Con il primo motivo, si censurano le valutazioni operate dalla corte d'appello che avrebbe erroneamente ritenuto non apparente la servitù di passaggio, potendo l'apparenza essere data anche dal solo calpestio. Per i ricorrenti, sarebbe stato utile, ai giudici di secondo grado, disporre di una perizia. Con il secondo motivo, si sosteneva che dalle planimetrie le tubazioni erano collocate a distanza legale, ma non si conosceva chi fosse proprietario di quelle posate sul terreno del controricorrente al quale, quest'ultimo aveva allacciato gli scarichi. Con il terzo motivo, lamentavano il fatto che la corte d'appello non avesse tenuto conto di alcuni passaggi delle deposizioni di un teste da cui sarebbe emersa la durata del passaggio. Con il quarto motivo, infine, si lamentavano la decisione della Corte per ciò che riguardava il carico delle spese processuali di tutte le controparti sul ricorrente.

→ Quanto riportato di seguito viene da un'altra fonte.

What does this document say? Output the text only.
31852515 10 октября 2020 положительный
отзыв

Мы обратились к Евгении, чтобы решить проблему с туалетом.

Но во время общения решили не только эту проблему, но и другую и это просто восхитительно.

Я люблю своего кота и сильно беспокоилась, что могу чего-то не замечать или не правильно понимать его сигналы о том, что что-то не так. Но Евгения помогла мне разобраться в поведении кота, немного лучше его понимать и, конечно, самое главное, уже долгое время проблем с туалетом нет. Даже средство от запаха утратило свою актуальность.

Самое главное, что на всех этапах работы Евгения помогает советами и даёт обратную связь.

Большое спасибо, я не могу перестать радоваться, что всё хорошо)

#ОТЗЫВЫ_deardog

I primi tre motivi, esaminati congiuntamente, sono stati giudicati, dalla Cassazione, inammissibili. La censura di violazione di legge sostanziale, come prevista dal n. 3 dell'art. 360 primo comma cod. proc. civ., consiste nella deduzione di un'erronea ricognizione, da parte del provvedimento impugnato, della fattispecie astratta recata da una norma di legge e, quindi, implica necessariamente un problema interpretativo della stessa, mentre l'allegazione di un'erronea ricognizione della fattispecie concreta a mezzo delle risultanze di causa è esterna all'esatta interpretazione della norma di legge ed inerisce alla tipica valutazione del giudice di merito. Inoltre, la censura di omesso esame presuppone che l'esame della questione da parte del giudice di merito sia affetto dalla pretermissione di uno specifico fatto storico, principale o secondario, oppure che si sia tradotto nella mancanza assoluta di motivi sotto l'aspetto materiale e grafico, nella motivazione apparente, nel contrasto irriducibile tra affermazioni inconciliabili e nella motivazione perplessa ed obiettivamente incomprensibile, escludendo qualunque rilevanza della semplice insufficienza o della contraddittorietà della motivazione. La parte ricorrente aveva contestato la ricognizione della fattispecie concreta cui sono state applicate le norme di diritto e il risultato dell'esame dei fatti storici. In pratica, richiedeva alla Cassazione un inammissibile nuovo vaglio di circostanze già esaminate, senza rilevare alcuna ricognizione di fattispecie in astratto.
Il quarto motivo è stato giudicato in parte inammissibile e in parte infondato. Inammissibile nella parte in cui pretende che sia motivata la condanna del soccombente in luogo della compensazione delle spese. Infondato nella parte in cui censura l'operato del giudice d'appello che, riformando la sentenza di primo grado, aveva governato le spese processuali, attenendosi correttamente al principio (v. Cass. n. 7431 del 14/05/2012) per cui il rimborso delle spese processuali sostenute dal terzo chiamato in garanzia dal convenuto deve essere posto a carico dell'attore.
La Cassazione ha, perciò, rigettato il ricorso, condannando i ricorrewnti alla rifusione, a favore delle parti controricorrenti, delle spese del giudizio di legittimità, liquidate per il convenuto in euro 200,00 per esborsi ed euro 1.500,00 per compensi, e per i soci della società estinta in euro 200,00 per esborsi ed euro 1.500,00 per compensi, oltre, per tutti, delle spese generali nella misura del 15% e accessori di legge.